Jangan Lupakan Potensi Bahaya Era Mobil Listrik di Indonesia
Sesuai Kesepakatan Paris alias United Nation Convention on Climate Change (UNFCC) ikut ditandatangani Presiden Indonesia pada 2015 lalu, maka konsekuensi penurunan emisi gas rumah kaca hingga 29 persen pada 2030 wajib terlaksana.
Salah satu upaya pemerintah Indonesia menuju ke arah sana, yaitu menggulirkan program mobil listrik (battery electric vehicle/BEV).

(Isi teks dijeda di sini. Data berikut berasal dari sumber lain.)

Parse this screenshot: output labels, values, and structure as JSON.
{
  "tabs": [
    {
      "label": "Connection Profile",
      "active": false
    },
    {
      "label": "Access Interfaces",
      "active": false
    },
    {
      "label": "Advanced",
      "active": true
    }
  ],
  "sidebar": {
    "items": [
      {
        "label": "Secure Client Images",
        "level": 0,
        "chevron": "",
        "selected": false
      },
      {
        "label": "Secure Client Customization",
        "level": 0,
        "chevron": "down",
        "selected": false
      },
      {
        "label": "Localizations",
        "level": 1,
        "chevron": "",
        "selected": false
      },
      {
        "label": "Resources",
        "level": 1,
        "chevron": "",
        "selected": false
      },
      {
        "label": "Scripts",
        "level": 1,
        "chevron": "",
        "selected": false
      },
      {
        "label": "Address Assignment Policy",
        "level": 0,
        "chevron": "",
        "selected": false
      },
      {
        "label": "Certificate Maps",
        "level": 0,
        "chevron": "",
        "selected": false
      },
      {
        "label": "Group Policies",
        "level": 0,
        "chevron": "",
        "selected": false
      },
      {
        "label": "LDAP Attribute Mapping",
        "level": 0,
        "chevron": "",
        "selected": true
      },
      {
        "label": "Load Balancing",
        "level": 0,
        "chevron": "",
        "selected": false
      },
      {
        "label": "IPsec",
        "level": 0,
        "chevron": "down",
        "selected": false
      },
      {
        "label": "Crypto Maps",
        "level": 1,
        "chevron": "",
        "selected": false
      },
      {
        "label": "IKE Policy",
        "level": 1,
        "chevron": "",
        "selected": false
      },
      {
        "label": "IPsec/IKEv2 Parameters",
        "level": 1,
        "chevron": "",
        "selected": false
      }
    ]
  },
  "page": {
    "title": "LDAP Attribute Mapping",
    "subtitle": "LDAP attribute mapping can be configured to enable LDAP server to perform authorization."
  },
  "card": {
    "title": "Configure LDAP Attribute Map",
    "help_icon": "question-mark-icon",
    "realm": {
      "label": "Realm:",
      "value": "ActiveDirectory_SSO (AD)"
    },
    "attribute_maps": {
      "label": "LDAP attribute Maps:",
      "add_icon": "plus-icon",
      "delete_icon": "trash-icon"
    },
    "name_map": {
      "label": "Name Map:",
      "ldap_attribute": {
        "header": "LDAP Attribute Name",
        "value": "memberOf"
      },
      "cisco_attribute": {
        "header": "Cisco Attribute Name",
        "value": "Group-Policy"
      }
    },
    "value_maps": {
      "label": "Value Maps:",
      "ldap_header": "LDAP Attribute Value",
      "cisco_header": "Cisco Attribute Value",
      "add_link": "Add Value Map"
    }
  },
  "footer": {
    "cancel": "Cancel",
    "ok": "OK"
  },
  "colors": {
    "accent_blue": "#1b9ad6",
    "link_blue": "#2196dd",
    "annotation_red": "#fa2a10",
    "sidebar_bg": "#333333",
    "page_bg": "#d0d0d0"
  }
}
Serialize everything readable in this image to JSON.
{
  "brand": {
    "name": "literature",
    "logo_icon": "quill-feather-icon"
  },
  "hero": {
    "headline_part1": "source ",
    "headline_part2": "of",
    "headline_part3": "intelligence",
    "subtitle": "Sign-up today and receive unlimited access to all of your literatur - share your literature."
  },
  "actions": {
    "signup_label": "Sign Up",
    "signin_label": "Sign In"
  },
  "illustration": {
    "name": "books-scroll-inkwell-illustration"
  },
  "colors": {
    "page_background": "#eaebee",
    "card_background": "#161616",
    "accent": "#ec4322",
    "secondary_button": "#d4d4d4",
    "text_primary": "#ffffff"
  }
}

Upaya ini positif, karena memang teknologi masa depan itu adalah energi terbarukan yang ramah lingkungan. Kendaraan berteknologi fuel cell, berbahan bakar hidrogen, merupakan kondisi ideal yang harus dicapai di Indonesia di masa depan, melalui beberapa tahapan teknologi yang berkesiambungan.
Padahal, dengan teknologi mobil listrik, pemerintah juga harus mempersiapkan secara matang, jangan sampai justru celaka di tengah jalan. Masalahnya, masuk ke era mobil listrik itu, ibarat kita pindah dari planet Bumi kemudian pergi ke Mars, dengan karakteristik cuaca, alam, atmosfer yang sangat berbeda.
Melihat dari kaca mata pemerintah, tentunya memiliki ambisi untuk menjadi salah satu pemain utama mobil listrik dunia. Pembangunan smelter nikel dan kobalt di Morowali, Sulawesi Tengah, sebagai pemasok komponen baterai, dipercaya bakal menjadi kartu AS yang dimiliki Indonesia untuk kompetitif di mata dunia.
Namun, masih banyak sisi yang gelap, salah satunya soal potensi bahaya mobil listrik yang belum banyak dibahas. Eko Rudianto, ahli teknik otomotif, berbagi pemikirannya soal rencana ini kepada Kompas.com, di Jakarta, Senin (25/2/2019).
Eko mengatakan, salah satu tujuan digulirkan program mobil listrik adalah pengurangan impor BBM yang membebani neraca perdagangan Indonesia. Tapi, dalam konstruksi mobil listrik, selain baterai, panel pengatur, dan motor listrik sebagai komponen utama, ternyata banyak juga parts lain yang harus disesuaikan.
Artinya, kata Eko, jika sampai diproduksi lokal, mobil listrik bakal memicu pasokan impor komponen yang memang belum diproduksi di Indonesia. Jangan sampai impor BBM bisa berkurang, tapi pasokan komponen dari luar negeri semakin mewabah sehingga nilainya sama saja.
Banyak yang bilang, mobil listrik itu sama saja komponennya dengan mobil konvensional, bedanya tidak pakai mesin, diganti motor listrik dan baterai. Tetapi, tidak sesederhana itu, banyak komponen lain yang tadinya tidak perlu digunakan ketika produksi mobil, jadi harus dipertimbangkan untuk digunakan, kata Eko, yang bertastus mantan kepala engineer Toyota ini.
Tesla misalnya, merupakan mobil listrik paling laris di dunia sekarang, menggunakan komponen-komponen langka yang kemungkinan besar belum tersedia di Indonesia. Merek mobil milik Elon Musk ini, kata Eko, menggunakan komponen neodymium magnet untuk rangkaian kelistrikan pada mobil. Kemudian, bauksit digunakan sebagai bahan baku aluminium untuk konstruksi sasis dan bodi. Kerangka baterai di bagian dek bawah, menggunakan baja titanum.
Sifat aliran listrik yang melompat dan berpindah ini harus dijaga dengan material mobil yang menggunakan komponen-komponen khusus, sehingga aman. Jangan sampai ada kejadian, ketika mobil listrik melintas di bawah sutet (saluran udara tegangan ekstra tinggi) atau kereta listrik, malah menimbulkan lompatan arus listrik dan membahayakan konsumen. Belum lagi genangan air atau banjir, ucap Eko.